Focus on Internet communications flourishing as legal practice area

Columbus Business First

A collegiate gossip Web site called "juicycampus.com" began at Duke University as a relatively harmless blog about relationships between college students and campus issues, promising anonymity for bloggers. It didn't take long for it to degrade into very explicit, personal and mean-spirited passages about individuals whose names were plastered over the Internet at many campuses.

John Marsh, a partner with Columbus law firm Hahn Loeser & Parks LLP, said the well-publicized incident clearly illustrates how Internet defamation is destructive to the unsuspecting. The same holds true for businesses. Companies, like individuals, may be subject to defamatory statements and must protect themselves, he said.

Marsh said he's had several clients who were confronted with competitors or former employees using the Internet - through blogs, Web sites or MySpace links - to disseminate false or defamatory information about those clients or their employees, or to disclose potentially proprietary or personal information. Unfortunately, he said, there's not much legal recourse for these situations, which are becoming more common.

"It's lurking in the consciousness of a lot of people," said Marsh.

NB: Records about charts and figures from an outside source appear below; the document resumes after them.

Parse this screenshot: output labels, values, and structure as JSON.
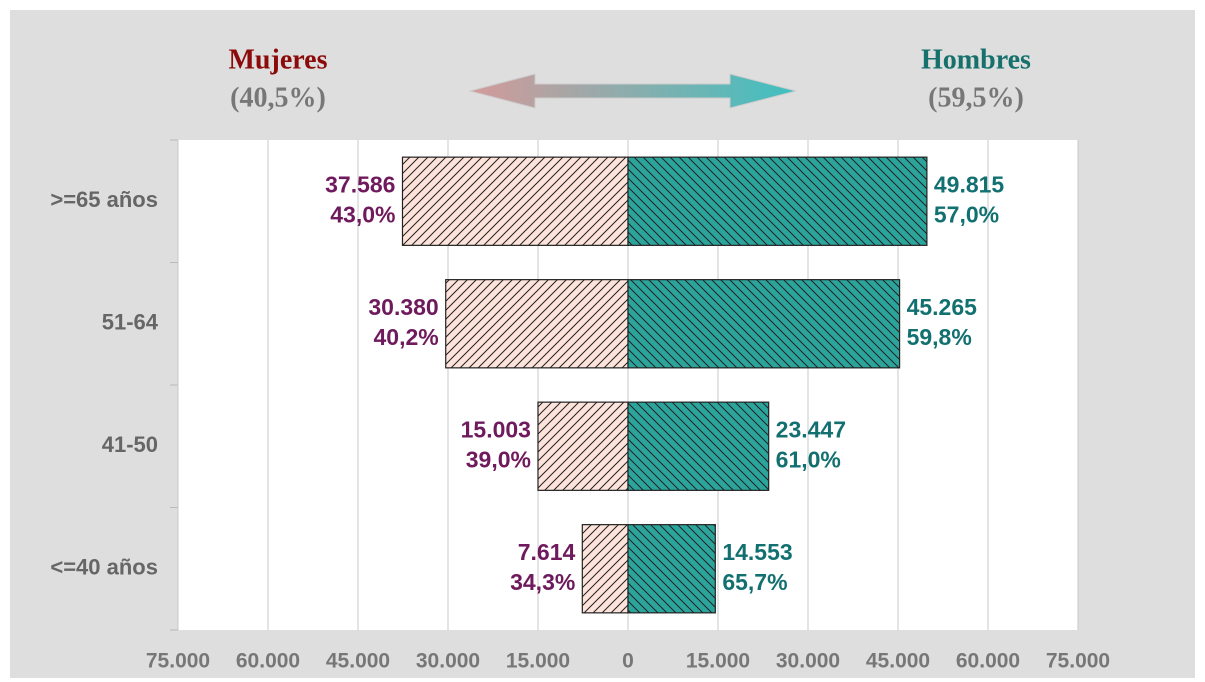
{
  "chart_data": {
    "type": "diverging_bar",
    "categories": [
      ">=65 años",
      "51-64",
      "41-50",
      "<=40 años"
    ],
    "series": [
      {
        "name": "Mujeres",
        "share_label": "(40,5%)",
        "color": "#fde3da",
        "hatch": "/",
        "name_color": "#8b0a0a",
        "label_color": "#6e1a5c",
        "values": [
          -37586,
          -30380,
          -15003,
          -7614
        ],
        "value_labels": [
          "37.586",
          "30.380",
          "15.003",
          "7.614"
        ],
        "percent_labels": [
          "43,0%",
          "40,2%",
          "39,0%",
          "34,3%"
        ]
      },
      {
        "name": "Hombres",
        "share_label": "(59,5%)",
        "color": "#2ba59c",
        "hatch": "\\",
        "name_color": "#16706c",
        "label_color": "#137070",
        "values": [
          49815,
          45265,
          23447,
          14553
        ],
        "value_labels": [
          "49.815",
          "45.265",
          "23.447",
          "14.553"
        ],
        "percent_labels": [
          "57,0%",
          "59,8%",
          "61,0%",
          "65,7%"
        ]
      }
    ],
    "xlim": [
      -75000,
      75000
    ],
    "xticks": [
      {
        "value": -75000,
        "label": "75.000"
      },
      {
        "value": -60000,
        "label": "60.000"
      },
      {
        "value": -45000,
        "label": "45.000"
      },
      {
        "value": -30000,
        "label": "30.000"
      },
      {
        "value": -15000,
        "label": "15.000"
      },
      0,
      {
        "value": 15000,
        "label": "15.000"
      },
      {
        "value": 30000,
        "label": "30.000"
      },
      {
        "value": 45000,
        "label": "45.000"
      },
      {
        "value": 60000,
        "label": "60.000"
      },
      {
        "value": 75000,
        "label": "75.000"
      }
    ],
    "grid": true
  }
}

It's a fascinating and developing area of law, he said, given the natural tension between balancing legitimate First Amendment protections against forms of speech that are injurious or proprietary. While legal options may be limited, there are steps companies can take immediately to protect themselves.

The first is to define what information is confidential or proprietary and what information cannot be included in blogs, MySpace profiles or other Web sites.

"Such policies and procedures will enhance your credibility if and when a problem arises," said Marsh.

In the event of an Internet incident, Marsh's initial advice to anyone is to calm down, take a breath and play nice. "Try to exhaust informal means," he said.

Contact the appropriate administrator of the Web site or bulletin board and request removal of the information or to take down that particular site. If that doesn't work, litigation to prevent further dissemination may be necessary.

"That's where I come in," said Marsh.

Intent makes a difference

The identity of the blogger as well as the type of information disseminated will determine whether a court will issue a restraining order. A judge will want to know if the blogger is an existing or former employee, a whistleblower or a competitor, said Marsh. And, a judge will ask if the information is proprietary or trademark protected. Is the blog an attack on managers or private individuals bordering on defamatory, or is it information concerning legitimate issues of public safety or concern?

Generally, if the injured party can prove the information in question is protected or it is an attack on an individual, chances of court intervention are good, said Marsh. But, if the information is coming from a whistleblower who can prove it's true, or the information addresses a larger social issue, the courts may step out of the way.

Kegler Brown Hill & Ritter associate Brendan Feheley advises businesses to be open about blogging with their employees and, if possible, convince them to tell management about their blogs.

Sometimes inappropriate information is posted accidentally. If the employer has access to the blog, the employee can be asked to remove it. If the employee is posting negative information about the company, such as a wage complaint, Feheley suggests telling the employee the posting is hurting the company.

"You must make sure employees know what's confidential," he said.